Con esta historia Gabo arma una leyenda. En El general en su laberinto escribe: “…En el cementerio de Tenerife hubo una tumba con la lápida de la señorita Anne Lenoit, que fue un lugar de peregrinación para enamorados hasta fines del siglo”.
Cuando Bolívar halló la prueba de que Dios existe
Cuenta Gutiérrez Celys que al subir el cerro que separa la pequeña colina de Santa Ana de los llanos de Mariquita, Bolívar se detuvo a contemplar el panorama y, después de un breve silencio, expresó: “¡Qué grandeza, qué magnificencia! ¡Dios se ve, se siente, se palpa! ¿Cómo puede haber hombres que lo nieguen?”.
El dadivoso extremo
Las anécdotas de los desprendimientos materiales del Libertador hacían que su composición como un personaje literario fuera más interesante. Así lo narra H.L Ducoundray, cuyo testimonio fue seleccionado por Gutiérrez Celys para Gabo: “Debo sin embargo, hacerle justicia diciendo que no fue nunca avaro, porque es generoso y se preocupa poco o nada con el dinero. Lo vi a menudo vaciar su bolsa y darle su último doblón a cualquier oficial que le pedía algo a cuenta de su salario, y en alejándose, oí siempre al Libertador que decía riéndose: ‘Le pauvre diable!, está más necesitado que yo y para mí no tiene valor esa miseria de oro; le he dado todo lo que tenía’”.
Esta dadivosidad extrema fue, entre otras razones, uno de los argumentos por los que se decía que Bolívar no viajaba a Europa: se gastaba tanto sus fondos en los menesterosos que no tendría dinero suficiente para presentarse con dignidad en el exterior.
Los baños acalorados de Bolívar y Alejandro Magno
En Honda, un 11 de mayo sin año preciso, Bolívar pidió a un criado una sábana de la maletera y dijo que iba a bañarse. El general Joaquín Posada Gutiérrez le advirtió sobre el riesgo que había en hacer eso a esa hora:
– Recuerde, vuestra excelencia, que Alejandro Magno murió en la flor de su edad por haberse bañado estando acalorado –le dijo.
– Cuando Alejandro se bañó acalenturado, estaba en el apogeo de su gloria –repuso Bolívar–, yo no corro ya ese peligro; además, la muerte de Alejandro la atribuyen unos a que Antípater lo hizo envenenar… y otros a que su enfermedad se agravó por el exceso del vino de una orgía, y yo jamás me he embriagado.
El maestro de los hijos ilustres
A Bolívar llegaban los hijos de personajes ilustres de la época para que se curtieran con las guerras del Libertador y aprendieran de su destreza militar y ejecutiva. El capitán Iturbide, por ejemplo, era hijo de Agustín I de México; el patriota irlandés O’Connell también envió a su hijo “para que admirando e imitando vuestro ejemplo, sirva bajo vuestras órdenes”. Algo parecido hizo Sir Robert Wilson, veterano de todas las guerras de su tiempo; así como un sobrino de Kosciusko y un hijo de Murat.

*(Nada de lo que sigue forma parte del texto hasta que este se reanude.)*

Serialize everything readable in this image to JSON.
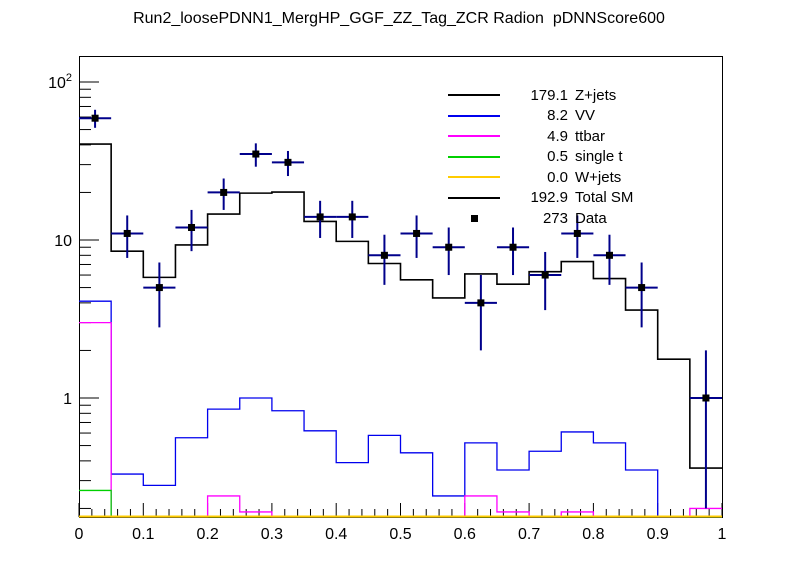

Sobre Iturbide, Gabo cuenta en El general en su laberinto: “Tres cosas conmovieron al general desde los primeros días. Una fue que Agustín tenía el reloj de oro y piedras preciosas que su padre le había mandado desde el paredón de fusilamiento, y lo usaba colgado del cuello para que nadie durara de que lo tenía a mucha honra. La otra era el candor con que le contó que su padre, vestido de pobre para no ser reconocido por la guardia del puerto, había sido delatado por la elegancia con que montaba a caballo. La tercera fue su modo de cantar”.